Query is running:   0%|          |

Downloading:   0%|          |

In [176]:
df_tbt_scripts

Unnamed: 0,is_1p_script,count,TBT_median
0,False,1,100
1,True,1,100
2,False,2,100
3,True,2,100
4,False,3,200
...,...,...,...
122,True,100,300
123,True,134,1100
124,False,226,0
125,False,255,0


In [177]:
# filter outliers
df_filtered = df_tbt_scripts[(df_tbt_scripts['TBT_median'] < 20000) & (df_tbt_scripts['count'] < 60)]

base = alt.Chart(df_filtered).mark_circle(opacity=0.5).encode(
    alt.X('count:Q').title('Script Count'),
    alt.Y('TBT_median:Q').axis(format='s').title('Total Blocking Time, ms'),
    alt.Color('is_1p_script:N').title('1st Party Script'),
    tooltip=['TBT_median', 'is_1p_script', 'count']
).properties(
    title="Total Blocking Time (ms) by 1st/3rd Script Count",
    width=1200,
    height=600
)

base + base.transform_loess('count', 'TBT_median', groupby=['is_1p_script']).mark_line()
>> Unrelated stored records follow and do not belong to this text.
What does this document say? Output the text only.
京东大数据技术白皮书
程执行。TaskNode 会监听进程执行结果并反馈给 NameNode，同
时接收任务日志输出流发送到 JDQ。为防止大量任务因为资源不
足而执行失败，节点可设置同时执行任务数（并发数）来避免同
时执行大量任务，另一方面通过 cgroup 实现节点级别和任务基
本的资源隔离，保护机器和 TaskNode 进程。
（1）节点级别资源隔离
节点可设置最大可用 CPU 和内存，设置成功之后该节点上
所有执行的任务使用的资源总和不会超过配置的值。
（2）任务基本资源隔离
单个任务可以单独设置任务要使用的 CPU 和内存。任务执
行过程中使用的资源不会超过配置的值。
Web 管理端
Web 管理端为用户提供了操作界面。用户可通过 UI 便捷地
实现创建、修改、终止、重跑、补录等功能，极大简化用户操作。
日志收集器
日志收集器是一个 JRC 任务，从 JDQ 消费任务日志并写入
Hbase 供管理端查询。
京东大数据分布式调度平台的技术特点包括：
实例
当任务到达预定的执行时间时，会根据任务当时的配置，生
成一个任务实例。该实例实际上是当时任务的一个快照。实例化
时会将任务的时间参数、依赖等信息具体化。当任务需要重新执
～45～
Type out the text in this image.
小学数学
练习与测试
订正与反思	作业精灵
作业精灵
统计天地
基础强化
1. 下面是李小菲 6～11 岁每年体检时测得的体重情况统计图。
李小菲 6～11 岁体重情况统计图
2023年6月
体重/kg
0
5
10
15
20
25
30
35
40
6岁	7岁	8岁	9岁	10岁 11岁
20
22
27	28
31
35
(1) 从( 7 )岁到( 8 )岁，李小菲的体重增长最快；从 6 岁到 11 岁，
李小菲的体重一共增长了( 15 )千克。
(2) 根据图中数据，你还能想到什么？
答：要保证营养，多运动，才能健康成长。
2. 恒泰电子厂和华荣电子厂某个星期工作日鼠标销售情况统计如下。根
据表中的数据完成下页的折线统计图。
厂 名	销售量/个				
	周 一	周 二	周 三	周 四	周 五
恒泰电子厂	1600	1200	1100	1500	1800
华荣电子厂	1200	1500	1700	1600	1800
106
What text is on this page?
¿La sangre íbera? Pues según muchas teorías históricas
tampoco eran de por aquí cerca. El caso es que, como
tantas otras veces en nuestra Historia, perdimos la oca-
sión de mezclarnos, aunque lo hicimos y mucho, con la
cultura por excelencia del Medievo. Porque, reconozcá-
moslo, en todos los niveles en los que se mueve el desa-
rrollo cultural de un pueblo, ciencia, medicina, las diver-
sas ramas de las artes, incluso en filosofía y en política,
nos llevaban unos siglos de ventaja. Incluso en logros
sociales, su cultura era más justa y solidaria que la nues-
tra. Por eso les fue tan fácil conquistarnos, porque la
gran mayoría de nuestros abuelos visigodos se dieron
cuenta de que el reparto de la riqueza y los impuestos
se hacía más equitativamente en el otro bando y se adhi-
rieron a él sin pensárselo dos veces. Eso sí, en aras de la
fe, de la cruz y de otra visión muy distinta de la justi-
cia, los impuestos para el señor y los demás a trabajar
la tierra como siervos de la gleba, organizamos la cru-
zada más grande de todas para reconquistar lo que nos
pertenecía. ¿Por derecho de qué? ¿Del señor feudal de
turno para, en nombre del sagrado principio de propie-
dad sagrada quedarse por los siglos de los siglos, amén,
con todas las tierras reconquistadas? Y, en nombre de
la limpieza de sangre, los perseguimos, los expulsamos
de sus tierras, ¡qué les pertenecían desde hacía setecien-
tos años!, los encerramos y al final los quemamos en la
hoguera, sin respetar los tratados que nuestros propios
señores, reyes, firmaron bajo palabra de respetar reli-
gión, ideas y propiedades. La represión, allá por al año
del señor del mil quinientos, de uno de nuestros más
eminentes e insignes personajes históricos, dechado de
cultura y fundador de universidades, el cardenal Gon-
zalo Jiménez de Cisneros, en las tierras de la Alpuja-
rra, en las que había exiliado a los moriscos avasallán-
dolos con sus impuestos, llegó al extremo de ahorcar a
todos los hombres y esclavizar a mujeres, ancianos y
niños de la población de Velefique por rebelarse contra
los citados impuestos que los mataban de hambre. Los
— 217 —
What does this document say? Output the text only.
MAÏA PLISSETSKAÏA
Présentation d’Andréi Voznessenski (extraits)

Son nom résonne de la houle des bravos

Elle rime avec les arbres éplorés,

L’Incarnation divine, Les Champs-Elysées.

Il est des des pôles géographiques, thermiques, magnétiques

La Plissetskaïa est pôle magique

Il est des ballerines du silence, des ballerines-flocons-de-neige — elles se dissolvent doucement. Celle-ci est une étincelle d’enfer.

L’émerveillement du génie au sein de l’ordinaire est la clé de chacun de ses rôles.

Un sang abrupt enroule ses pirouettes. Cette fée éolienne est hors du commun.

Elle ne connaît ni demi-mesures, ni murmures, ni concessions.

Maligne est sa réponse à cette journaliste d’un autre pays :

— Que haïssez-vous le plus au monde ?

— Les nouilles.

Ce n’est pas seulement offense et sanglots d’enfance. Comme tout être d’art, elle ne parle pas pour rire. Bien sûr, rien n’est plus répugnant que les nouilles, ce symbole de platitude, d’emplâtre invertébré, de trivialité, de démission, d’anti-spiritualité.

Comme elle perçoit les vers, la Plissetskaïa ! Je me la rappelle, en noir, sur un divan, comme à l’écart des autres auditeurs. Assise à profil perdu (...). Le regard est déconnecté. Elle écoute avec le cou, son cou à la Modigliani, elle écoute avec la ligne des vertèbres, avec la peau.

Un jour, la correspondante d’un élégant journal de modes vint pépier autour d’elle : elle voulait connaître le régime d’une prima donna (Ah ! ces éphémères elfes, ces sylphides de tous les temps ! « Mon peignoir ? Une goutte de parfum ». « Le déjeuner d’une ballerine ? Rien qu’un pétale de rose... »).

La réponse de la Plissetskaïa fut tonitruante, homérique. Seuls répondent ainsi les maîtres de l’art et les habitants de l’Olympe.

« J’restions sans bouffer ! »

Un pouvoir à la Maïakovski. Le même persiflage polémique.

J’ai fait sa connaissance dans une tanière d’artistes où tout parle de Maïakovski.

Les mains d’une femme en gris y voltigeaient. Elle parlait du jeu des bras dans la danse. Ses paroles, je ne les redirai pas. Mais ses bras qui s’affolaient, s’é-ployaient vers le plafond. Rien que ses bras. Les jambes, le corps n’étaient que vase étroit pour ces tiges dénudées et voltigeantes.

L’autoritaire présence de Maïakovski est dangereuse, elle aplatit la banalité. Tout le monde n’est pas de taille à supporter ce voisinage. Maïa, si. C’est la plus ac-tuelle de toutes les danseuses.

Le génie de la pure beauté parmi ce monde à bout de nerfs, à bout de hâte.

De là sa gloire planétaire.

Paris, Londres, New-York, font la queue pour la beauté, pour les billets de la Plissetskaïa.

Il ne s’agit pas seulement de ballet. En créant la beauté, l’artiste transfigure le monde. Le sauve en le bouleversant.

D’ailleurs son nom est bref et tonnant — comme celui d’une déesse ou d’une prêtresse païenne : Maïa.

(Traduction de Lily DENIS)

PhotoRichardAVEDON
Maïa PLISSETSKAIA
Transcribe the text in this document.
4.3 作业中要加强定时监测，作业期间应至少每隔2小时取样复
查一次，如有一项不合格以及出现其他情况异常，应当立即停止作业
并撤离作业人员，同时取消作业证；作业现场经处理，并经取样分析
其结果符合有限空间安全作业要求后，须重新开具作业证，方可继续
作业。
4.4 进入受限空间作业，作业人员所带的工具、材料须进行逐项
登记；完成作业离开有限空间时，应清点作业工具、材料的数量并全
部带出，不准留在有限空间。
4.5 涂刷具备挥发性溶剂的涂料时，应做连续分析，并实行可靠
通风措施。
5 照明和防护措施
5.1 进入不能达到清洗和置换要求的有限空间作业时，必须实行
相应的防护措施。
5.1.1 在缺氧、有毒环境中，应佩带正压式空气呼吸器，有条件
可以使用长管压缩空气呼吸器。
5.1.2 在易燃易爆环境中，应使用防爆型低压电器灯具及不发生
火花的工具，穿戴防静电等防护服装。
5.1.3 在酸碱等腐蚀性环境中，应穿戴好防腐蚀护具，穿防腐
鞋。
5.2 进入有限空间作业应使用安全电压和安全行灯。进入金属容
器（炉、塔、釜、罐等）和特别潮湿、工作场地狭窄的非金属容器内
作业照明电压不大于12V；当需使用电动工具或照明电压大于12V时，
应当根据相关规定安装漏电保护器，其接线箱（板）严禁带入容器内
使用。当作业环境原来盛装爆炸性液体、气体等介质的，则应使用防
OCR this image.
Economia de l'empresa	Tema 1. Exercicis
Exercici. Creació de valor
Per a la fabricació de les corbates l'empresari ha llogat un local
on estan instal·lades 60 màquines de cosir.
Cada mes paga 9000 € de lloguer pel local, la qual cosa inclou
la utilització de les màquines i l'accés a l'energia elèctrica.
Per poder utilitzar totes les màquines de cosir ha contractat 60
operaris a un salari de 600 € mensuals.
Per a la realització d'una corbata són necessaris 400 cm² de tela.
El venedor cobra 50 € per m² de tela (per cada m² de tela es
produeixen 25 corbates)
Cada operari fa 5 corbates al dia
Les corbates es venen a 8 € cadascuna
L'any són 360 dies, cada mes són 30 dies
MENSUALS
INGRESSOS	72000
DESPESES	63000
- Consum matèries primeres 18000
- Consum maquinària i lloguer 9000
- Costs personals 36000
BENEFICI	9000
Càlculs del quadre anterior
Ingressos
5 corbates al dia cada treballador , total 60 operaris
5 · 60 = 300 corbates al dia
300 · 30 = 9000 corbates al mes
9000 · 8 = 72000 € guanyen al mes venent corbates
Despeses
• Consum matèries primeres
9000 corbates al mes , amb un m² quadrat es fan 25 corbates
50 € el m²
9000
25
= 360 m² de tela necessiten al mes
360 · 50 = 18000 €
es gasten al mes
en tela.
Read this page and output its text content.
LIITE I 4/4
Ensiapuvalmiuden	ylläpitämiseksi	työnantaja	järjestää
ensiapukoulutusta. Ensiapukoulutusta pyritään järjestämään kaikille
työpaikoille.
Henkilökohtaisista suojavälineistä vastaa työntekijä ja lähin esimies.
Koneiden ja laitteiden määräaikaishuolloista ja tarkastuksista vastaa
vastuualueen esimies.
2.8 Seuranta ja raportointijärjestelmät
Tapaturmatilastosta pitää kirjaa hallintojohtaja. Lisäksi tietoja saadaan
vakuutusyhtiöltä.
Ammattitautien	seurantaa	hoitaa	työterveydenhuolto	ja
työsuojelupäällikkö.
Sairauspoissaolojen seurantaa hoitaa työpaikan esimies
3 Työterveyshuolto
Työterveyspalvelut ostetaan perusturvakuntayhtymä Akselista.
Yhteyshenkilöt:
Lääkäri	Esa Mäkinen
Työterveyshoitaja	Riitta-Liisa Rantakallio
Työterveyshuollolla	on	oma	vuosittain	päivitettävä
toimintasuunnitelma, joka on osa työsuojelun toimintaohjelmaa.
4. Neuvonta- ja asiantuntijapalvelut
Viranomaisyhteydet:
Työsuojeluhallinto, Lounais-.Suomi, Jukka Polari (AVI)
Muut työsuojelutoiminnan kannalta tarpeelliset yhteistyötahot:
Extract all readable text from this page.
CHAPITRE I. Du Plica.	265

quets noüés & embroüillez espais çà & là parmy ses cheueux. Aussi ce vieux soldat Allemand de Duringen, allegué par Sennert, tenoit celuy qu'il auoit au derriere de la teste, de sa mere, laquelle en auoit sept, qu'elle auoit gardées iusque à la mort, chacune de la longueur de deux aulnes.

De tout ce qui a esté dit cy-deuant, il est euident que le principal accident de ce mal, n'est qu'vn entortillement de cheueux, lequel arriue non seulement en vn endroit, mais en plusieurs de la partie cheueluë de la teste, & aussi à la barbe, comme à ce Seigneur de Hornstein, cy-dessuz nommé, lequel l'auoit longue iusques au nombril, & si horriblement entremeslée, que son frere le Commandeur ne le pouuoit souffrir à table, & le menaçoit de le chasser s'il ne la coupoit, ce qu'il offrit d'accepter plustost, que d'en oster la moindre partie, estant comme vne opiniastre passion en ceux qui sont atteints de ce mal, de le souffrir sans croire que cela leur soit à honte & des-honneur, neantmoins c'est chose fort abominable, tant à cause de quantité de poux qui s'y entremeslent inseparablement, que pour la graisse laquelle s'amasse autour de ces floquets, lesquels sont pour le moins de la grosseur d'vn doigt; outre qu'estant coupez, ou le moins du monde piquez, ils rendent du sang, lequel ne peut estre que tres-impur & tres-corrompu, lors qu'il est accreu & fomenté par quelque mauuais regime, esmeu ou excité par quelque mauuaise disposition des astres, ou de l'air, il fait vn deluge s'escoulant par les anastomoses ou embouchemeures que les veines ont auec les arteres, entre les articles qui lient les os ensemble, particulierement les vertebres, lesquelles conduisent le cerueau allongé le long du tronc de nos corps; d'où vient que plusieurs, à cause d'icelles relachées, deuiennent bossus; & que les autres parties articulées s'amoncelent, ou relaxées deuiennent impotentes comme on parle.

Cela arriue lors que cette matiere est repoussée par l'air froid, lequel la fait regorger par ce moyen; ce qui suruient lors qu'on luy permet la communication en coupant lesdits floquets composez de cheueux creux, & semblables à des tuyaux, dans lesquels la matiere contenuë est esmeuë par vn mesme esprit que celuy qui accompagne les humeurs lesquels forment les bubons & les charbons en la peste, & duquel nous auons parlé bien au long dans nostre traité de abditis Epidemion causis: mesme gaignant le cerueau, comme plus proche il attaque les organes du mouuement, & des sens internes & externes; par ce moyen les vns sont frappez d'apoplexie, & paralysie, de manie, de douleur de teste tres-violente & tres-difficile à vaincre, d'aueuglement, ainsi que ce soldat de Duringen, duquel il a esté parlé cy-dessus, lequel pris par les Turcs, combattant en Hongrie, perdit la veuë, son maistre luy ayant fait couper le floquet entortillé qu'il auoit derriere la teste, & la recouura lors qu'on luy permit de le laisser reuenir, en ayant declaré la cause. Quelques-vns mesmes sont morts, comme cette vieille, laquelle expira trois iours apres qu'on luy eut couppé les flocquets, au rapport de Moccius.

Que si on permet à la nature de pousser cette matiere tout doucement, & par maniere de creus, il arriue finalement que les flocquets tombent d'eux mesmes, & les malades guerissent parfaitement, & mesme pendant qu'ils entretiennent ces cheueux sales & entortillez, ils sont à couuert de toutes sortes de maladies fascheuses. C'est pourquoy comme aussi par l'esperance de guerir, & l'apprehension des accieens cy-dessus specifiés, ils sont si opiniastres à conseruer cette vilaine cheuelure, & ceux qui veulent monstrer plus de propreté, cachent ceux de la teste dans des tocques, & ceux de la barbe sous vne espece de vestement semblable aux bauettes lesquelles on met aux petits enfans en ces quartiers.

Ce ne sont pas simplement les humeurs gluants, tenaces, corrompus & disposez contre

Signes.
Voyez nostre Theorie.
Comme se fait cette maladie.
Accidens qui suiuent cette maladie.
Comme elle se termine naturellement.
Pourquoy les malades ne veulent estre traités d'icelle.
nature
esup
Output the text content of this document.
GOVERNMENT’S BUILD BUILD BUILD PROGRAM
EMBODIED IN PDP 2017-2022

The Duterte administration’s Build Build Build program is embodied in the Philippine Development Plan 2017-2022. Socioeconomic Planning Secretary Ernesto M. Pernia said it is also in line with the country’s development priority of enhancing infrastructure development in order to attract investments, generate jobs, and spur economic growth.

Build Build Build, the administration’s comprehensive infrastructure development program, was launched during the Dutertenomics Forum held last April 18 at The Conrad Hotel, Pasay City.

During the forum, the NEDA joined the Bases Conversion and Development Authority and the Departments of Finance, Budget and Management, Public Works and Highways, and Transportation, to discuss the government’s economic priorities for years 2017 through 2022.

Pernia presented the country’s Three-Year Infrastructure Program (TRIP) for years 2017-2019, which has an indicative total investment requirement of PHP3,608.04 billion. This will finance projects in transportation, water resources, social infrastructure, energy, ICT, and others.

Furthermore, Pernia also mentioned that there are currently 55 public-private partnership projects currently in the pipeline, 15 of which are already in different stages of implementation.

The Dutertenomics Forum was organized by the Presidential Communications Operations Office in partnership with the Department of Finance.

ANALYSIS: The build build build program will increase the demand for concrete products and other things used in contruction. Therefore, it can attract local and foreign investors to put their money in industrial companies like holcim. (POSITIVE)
**Note**: as the query in this guide is sampled the results may misrepresent the true metrics values.

General trend is that 3rd-party scripts tend to have a bigger correllation with the TBT than 1st-party. The TBT tends to increase as the number of 3rd-party scripts increases up to 20 scripts of a particular type per page.

After 20 scripts per page the TBT increases more 3rd-party scripts added to a page.

You can also make a copy of the workbook and experiment with some of your own visualization ideas for the data as well.